What kind of a dove would it be
if it were merely the echo of a loveletter
I sent out to look for land
instead of the real voice
of the wind in the winter chimney
lamenting the passage of the birds
that used to bear and raise their young in it,
and though the wind says as much as it ever did,
its vocabulary is being reduced
by a few more words every year
and there are longer silences between the stars
that make it look as if
someone’s finally got a fire going
that’s more light than smoke
and nothing, not even the stone pillow
of this luckless day can smother.
Because I’m going to cradle it
like a young bird I found in my hands
and I’m going to blow on it ever so gently
so as not to blow it out
and mentor it like a dragon
until it grows flames for feathers
and learns to fly like a phoenix in winter
with my breath under its wings.
Muhammad ascended to seventh heaven on Buraq
to see the angel of light as it really is
and Perseus has fallen off the milk wagon
it hitched the Great Square of Pegasus to,
and Einstein rode a beam of light
all the way from the Swiss Patent clock tower
into a continuum of time and space
in an oscillatory electromagnetic
charged particle field at rest,
and Hermes the Thrice-Blessed
has got wings on his heels
and one where his tongue used to be
as beautiful and eloquent as the parabolic trajectory
of an arrow whose medium
can’t help but be true to the message.
Something that’s lost upon
all these mythically inflated weather balloons
drifting like Medusan jellyfish among the stars
as if inspiration were just a matter of elevation
and if you got high enough on yourself
you could turn your farce into a legend
and run with the dragons
like a circumpolar constellation
that doesn’t know when to leave the stage.
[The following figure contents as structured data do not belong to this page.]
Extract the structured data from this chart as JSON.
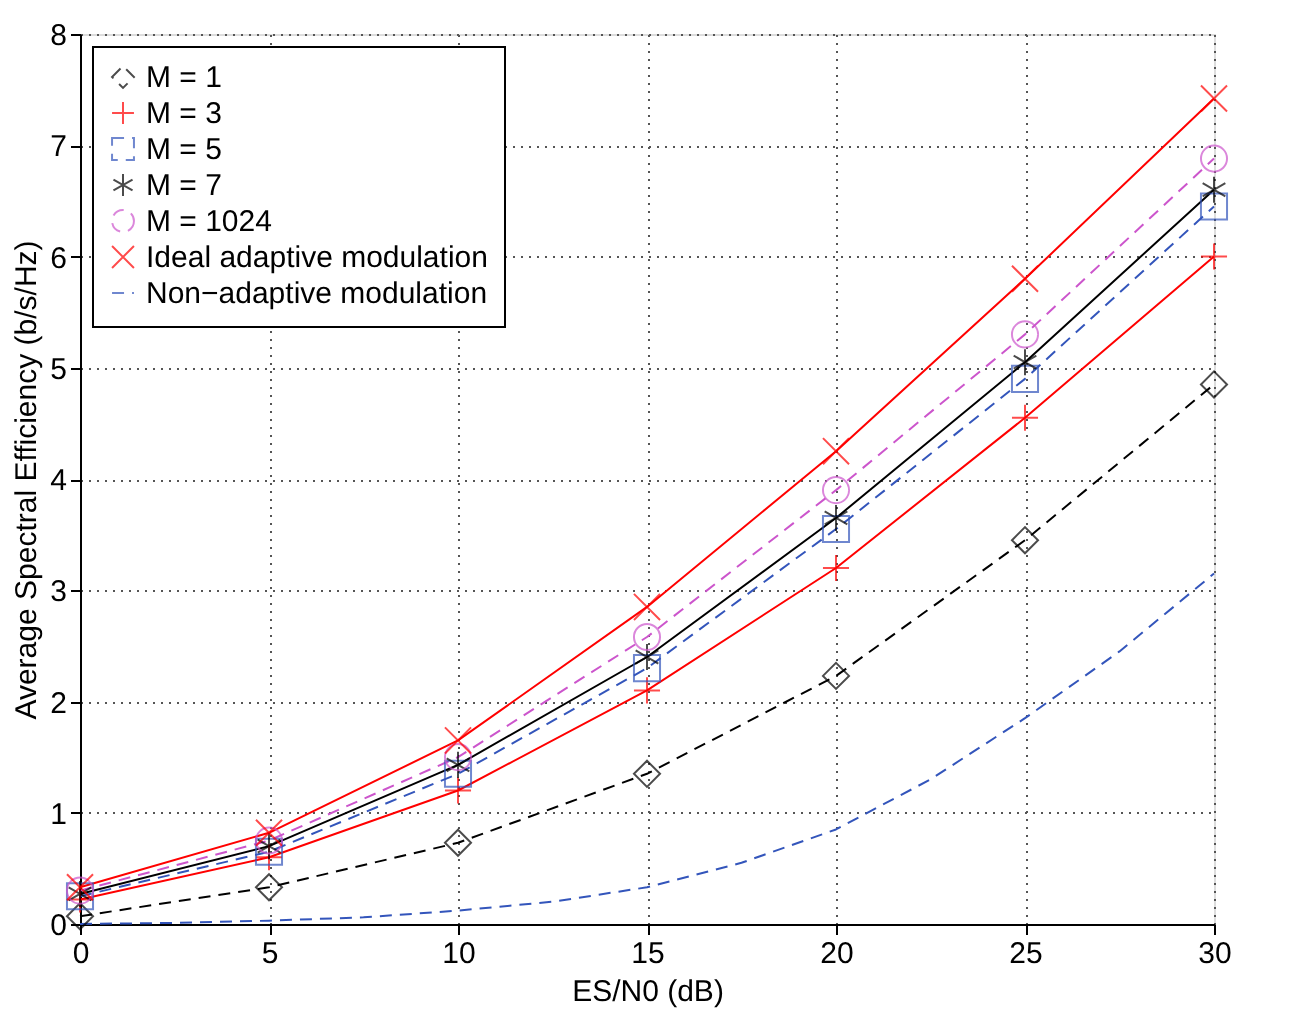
{
  "chart_data": {
    "type": "line",
    "xlabel": "ES/N0 (dB)",
    "ylabel": "Average Spectral Efficiency (b/s/Hz)",
    "xlim": [
      0,
      30
    ],
    "xticks": [
      0,
      5,
      10,
      15,
      20,
      25,
      30
    ],
    "ylim": [
      0,
      8
    ],
    "yticks": [
      0,
      1,
      2,
      3,
      4,
      5,
      6,
      7,
      8
    ],
    "grid": true,
    "legend": "top left",
    "series": [
      {
        "name": "M = 1",
        "color": "#000000",
        "marker": "diamond",
        "line_style": "dashed",
        "x": [
          0,
          5,
          10,
          15,
          20,
          25,
          30
        ],
        "values": [
          0.07,
          0.33,
          0.73,
          1.35,
          2.23,
          3.45,
          4.85
        ]
      },
      {
        "name": "M = 3",
        "color": "#ff0000",
        "marker": "plus",
        "line_style": "solid",
        "x": [
          0,
          5,
          10,
          15,
          20,
          25,
          30
        ],
        "values": [
          0.22,
          0.6,
          1.2,
          2.1,
          3.2,
          4.55,
          6.0
        ]
      },
      {
        "name": "M = 5",
        "color": "#3355bb",
        "marker": "square",
        "line_style": "dashed",
        "x": [
          0,
          5,
          10,
          15,
          20,
          25,
          30
        ],
        "values": [
          0.25,
          0.65,
          1.35,
          2.3,
          3.55,
          4.9,
          6.45
        ]
      },
      {
        "name": "M = 7",
        "color": "#000000",
        "marker": "cross",
        "line_style": "solid",
        "x": [
          0,
          5,
          10,
          15,
          20,
          25,
          30
        ],
        "values": [
          0.27,
          0.7,
          1.43,
          2.4,
          3.65,
          5.05,
          6.6
        ]
      },
      {
        "name": "M = 1024",
        "color": "#cc55cc",
        "marker": "circle",
        "line_style": "dashed",
        "x": [
          0,
          5,
          10,
          15,
          20,
          25,
          30
        ],
        "values": [
          0.3,
          0.75,
          1.5,
          2.58,
          3.9,
          5.3,
          6.88
        ]
      },
      {
        "name": "Ideal adaptive modulation",
        "color": "#ff0000",
        "marker": "x",
        "line_style": "solid",
        "x": [
          0,
          5,
          10,
          15,
          20,
          25,
          30
        ],
        "values": [
          0.33,
          0.82,
          1.65,
          2.85,
          4.25,
          5.8,
          7.42
        ]
      },
      {
        "name": "Non−adaptive modulation",
        "color": "#3355bb",
        "marker": "none",
        "line_style": "dashed",
        "x": [
          0,
          2.5,
          5,
          7.5,
          10,
          12.5,
          15,
          17.5,
          20,
          22.5,
          25,
          27.5,
          30
        ],
        "values": [
          0.0,
          0.01,
          0.03,
          0.06,
          0.12,
          0.2,
          0.33,
          0.55,
          0.85,
          1.3,
          1.85,
          2.45,
          3.15
        ]
      }
    ]
  }
}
Alcor and Mizar in the handle of the Big Dipper,
Horse and Rider, stars for spurs,
I’m going to ride
my tiny unbroken seahorse bareback
like a Zen cowboy reincarnated
from an unsaddled Cossack
into a Pacific sunset
face-painted like a rodeo clown
with the constant smear of a grin on my face
and my feet on the ground
and an old whiskey barrel for pants
that keep falling down
to reveal my red rapper boxer shorts
to get a cheap laugh out of the bullshit
that keeps bringing me down
like Don Quixote at Sancho Panza’s expense.
Taurus tilting at the winter solstice
when sun and moon, fire and ice
stand still as the unhinged windmills
in the Tiffany china shops of the zodiac,
I will risk my life like a Chaplinesque matador
or Mithras Tauroctonus
when the sun shines at midnight
just to poke fun like swords of light
through the voodoo heart of the raging bull
that takes itself way too seriously
to be the sign of enlightenment that Capricorn is.